ECEESPE2025 ePoster Presentations Bone and Mineral Metabolism (142 abstracts)
1University Hospital Dubrava, Department of Endocrinology, Diabetes, Metabolic Diseases and Clinical Pharmacology, Zagreb, Croatia
JOINT3823
Introduction: Hypocalcemia can occur as a complication of total thyroidectomy. In this context, postoperative hypoparathyroidism is due to accidental removal, damage or devascularization of the parathyroid glands. Hypocalcemia can also occur as part of hungry bone syndrome (HBS) in patients who have previously had long-standing hyperthyroidism, as it causes increased bone turnover with overall bone resorption, which then transitions to osteoblastic activity once the excess hormone is eliminated.
Case report: A 26-year-old woman underwent total thyroidectomy for long-standing Graves disease with concomitant orbitopathy. Postoperatively, she developed hypocalcemia. She was discharged from the ENT department with calcium carbonate 6 g daily and calcitriol 3 mg daily. She did not show up for endocrinology follow-up as scheduled. One month after surgery, she was hospitalized because of severe symptomatic hypocalcemia (paresthesias, abdominal cramps, positive Trousseaus and Chvosteks signs). Laboratory findings revealed an unmeasurably low PTH level, severe hypocalcemia (total calcium 1.3 mmol/l, ionized 0.47 mmol/l), hypomagnesemia (0.54 mmol/l) and hyperphosphatemia (2.4 mmol/l). These findings were primarily suggestive of iatrogenic (postoperative) hypoparathyroidism, but likely with concomitant HBS aggravating hypocalcemia, as the patient had severe long-standing hyperthyroidism prior to surgery. Persistent symptomatic hypocalcemia despite treatment necessitated transfer to the ICU, where she received intravenous calcium chloride as a continuous infusion, magnesium sulfate, and further dose adjustments of calcitriol, calcium carbonate and cholecalciferol were made. The targeted calcium levels could not be achieved, so teriparatide was initiated in two daily doses together with other medications.
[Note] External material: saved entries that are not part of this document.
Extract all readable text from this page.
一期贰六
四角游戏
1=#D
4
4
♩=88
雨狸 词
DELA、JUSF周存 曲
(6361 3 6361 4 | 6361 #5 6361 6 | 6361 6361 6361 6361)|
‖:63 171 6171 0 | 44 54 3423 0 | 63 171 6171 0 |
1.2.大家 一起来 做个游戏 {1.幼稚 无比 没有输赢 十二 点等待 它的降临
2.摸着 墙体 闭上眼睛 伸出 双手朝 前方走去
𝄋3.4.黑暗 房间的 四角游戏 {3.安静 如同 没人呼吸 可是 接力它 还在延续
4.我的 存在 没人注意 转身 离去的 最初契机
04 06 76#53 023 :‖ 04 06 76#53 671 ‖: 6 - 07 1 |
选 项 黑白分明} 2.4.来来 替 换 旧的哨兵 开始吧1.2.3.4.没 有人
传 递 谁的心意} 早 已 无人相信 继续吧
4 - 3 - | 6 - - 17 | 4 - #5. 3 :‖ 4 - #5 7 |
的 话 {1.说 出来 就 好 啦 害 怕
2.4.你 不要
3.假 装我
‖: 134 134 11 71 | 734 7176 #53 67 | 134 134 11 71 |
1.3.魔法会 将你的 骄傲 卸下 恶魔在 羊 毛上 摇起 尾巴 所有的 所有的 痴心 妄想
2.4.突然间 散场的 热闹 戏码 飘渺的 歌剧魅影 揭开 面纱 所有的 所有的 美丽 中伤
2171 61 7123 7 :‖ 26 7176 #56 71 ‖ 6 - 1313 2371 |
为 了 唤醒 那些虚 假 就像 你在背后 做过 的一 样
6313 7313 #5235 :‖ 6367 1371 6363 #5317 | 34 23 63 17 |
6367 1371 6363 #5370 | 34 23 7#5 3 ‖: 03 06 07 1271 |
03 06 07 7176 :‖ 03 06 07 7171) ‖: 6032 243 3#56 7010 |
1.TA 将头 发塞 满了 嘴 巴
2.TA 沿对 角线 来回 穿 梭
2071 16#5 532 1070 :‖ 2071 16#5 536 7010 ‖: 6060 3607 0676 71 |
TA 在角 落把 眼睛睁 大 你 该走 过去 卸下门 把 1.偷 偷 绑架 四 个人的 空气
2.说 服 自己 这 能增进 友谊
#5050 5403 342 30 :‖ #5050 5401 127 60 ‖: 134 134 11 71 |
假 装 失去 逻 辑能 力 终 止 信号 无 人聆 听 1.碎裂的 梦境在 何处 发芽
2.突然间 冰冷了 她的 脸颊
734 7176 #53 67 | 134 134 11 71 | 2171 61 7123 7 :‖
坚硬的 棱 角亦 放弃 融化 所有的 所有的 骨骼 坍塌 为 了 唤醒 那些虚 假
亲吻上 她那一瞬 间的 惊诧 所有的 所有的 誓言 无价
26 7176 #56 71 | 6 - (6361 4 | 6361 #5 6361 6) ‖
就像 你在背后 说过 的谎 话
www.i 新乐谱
A short time later she was switched to palopegteriparatide 18 mg subcutaneously daily. Satisfactory calcium levels were maintained and the patient was discharged on the following daily doses: calcitriol 3 mg, calcium carbonate 12 g and palopegteriparatide 18 mg. Over the next few months, calcium levels were maintained with only minor adjustments to the above therapy. The patient stopped coming for regular check-ups and stopped taking the medications regularly. Inadequate adherence to therapy led to severe hypocalcemia (this time asymptomatic) and she was hospitalized. Satisfactory calcium levels were achieved and maintained by adjusting calcium and vitamin D supplementation alone, without PTH replacement therapy.
Conclusion: Palopegteriparatide can serve as a bridging therapy in patients with severe hypocalcemia due to hypoparathyroidism and HBS after total thyroidectomy for Graves disease in the period when satisfactory serum calcium levels cannot be maintained with high doses of calcium and vitamin D supplementation.